World No Tobacco Day 2020: Passive smoking can lead to long-term ill-effects, including lung cancer, heart ailments and depression

Not just smoking, being around tobacco smoke too is detrimental for one’s health.

FP Trending May 31, 2020 07:05:53 IST
World No Tobacco Day 2020: Passive smoking can lead to long-term ill-effects, including lung cancer, heart ailments and depression

Smoking can cause a number of complications in the body and lead to serious long-term ill-effects. The mortality rate of smokers is nearly three times more than that of non-smokers. Diseases such as heart ailments, stroke and lung cancer have all been clearly linked to smoking.

Not just smoking, being around tobacco smoke too is detrimental for one’s health. When a person smokes, most of the smoke does not go to their lungs, but rather dissipates into the air, which others who are nearby inadvertently breathe in.

World No Tobacco Day, which was first created by the member states of the World Health Organisation in 1987, aimed at creating awareness about the harm caused by tobacco.

World No Tobacco Day 2020 Passive smoking can lead to longterm illeffects including lung cancer heart ailments and depression

Representational image. Reuters

According to the American Cancer Society, when non-smokers are exposed to second-hand smoke, or environmental tobacco smoke, it is called involuntary smoking or passive smoking. Second-hand smoke (SHS), they said, has the same harmful chemicals that smokers inhale.

Second-hand smoking causes lung cancer, even in people who have never smoked. It may also lead to cancer of the larynx, pharynx, brain, bladder, rectum, stomach and breast.

The Centers for Disease Control and Prevention says second-hand smoke contains more than 7,000 chemicals, and non-smokers who are exposed to it are at an increased risk of developing lung cancer by 20–30 percent.

It also affects the heart and blood vessels and increases the risk of heart attack and stroke. Inhaling second-hand smoke interferes with the functioning of the heart, blood, and vascular systems and increases the risk of having a heart attack.

A study conducted by the University of Miami has even found an association between second-hand smoke exposure and mental health outcomes among children and adolescents.

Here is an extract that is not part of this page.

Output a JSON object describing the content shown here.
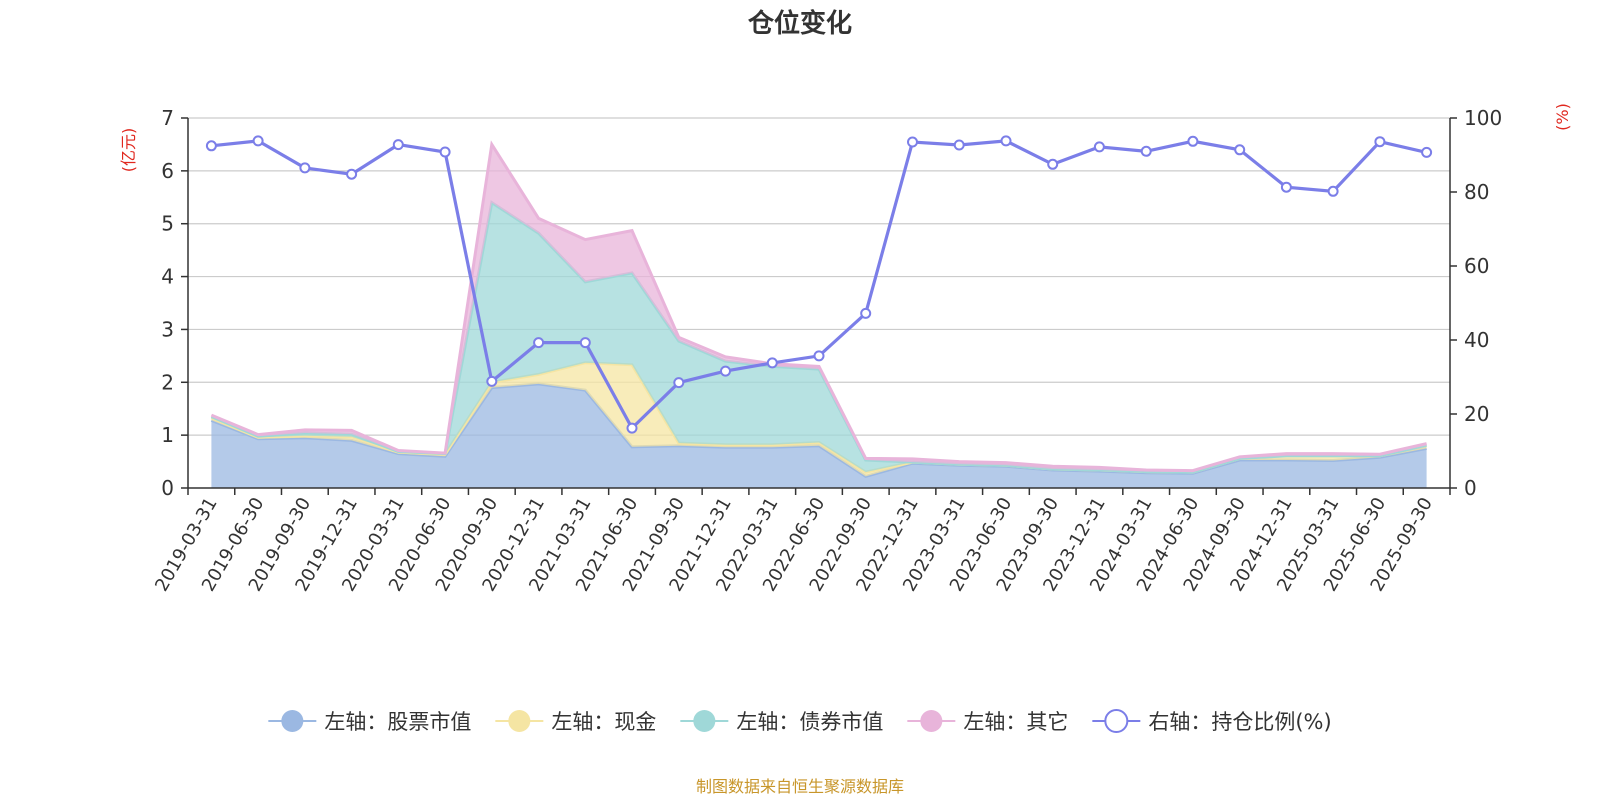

According to the study, second-hand smoking showed depressive disorder, generalised anxiety disorder, attention-deficit/hyperactivity disorder and conduct disorder in youngsters.

Second-hand smoking has been shown to have ill effects on pregnancy as well. According to the American Pregnancy Association, it may result in miscarriage, low birth weight, early birth, behavioral deficiencies and Sudden Infant Death Syndrome — a condition where a youngster suddenly passes away while sleeping.

The World Health Organisation has said that those who smoke are likely to be more vulnerable to the novel coronavirus infection.

As per an article in CBS Boston, whenever someone smokes or vapes, they’re breathing out respiratory droplets. If a person is near someone who is smoking and is sick with COVID-19, the other person is at risk of getting sick themselves.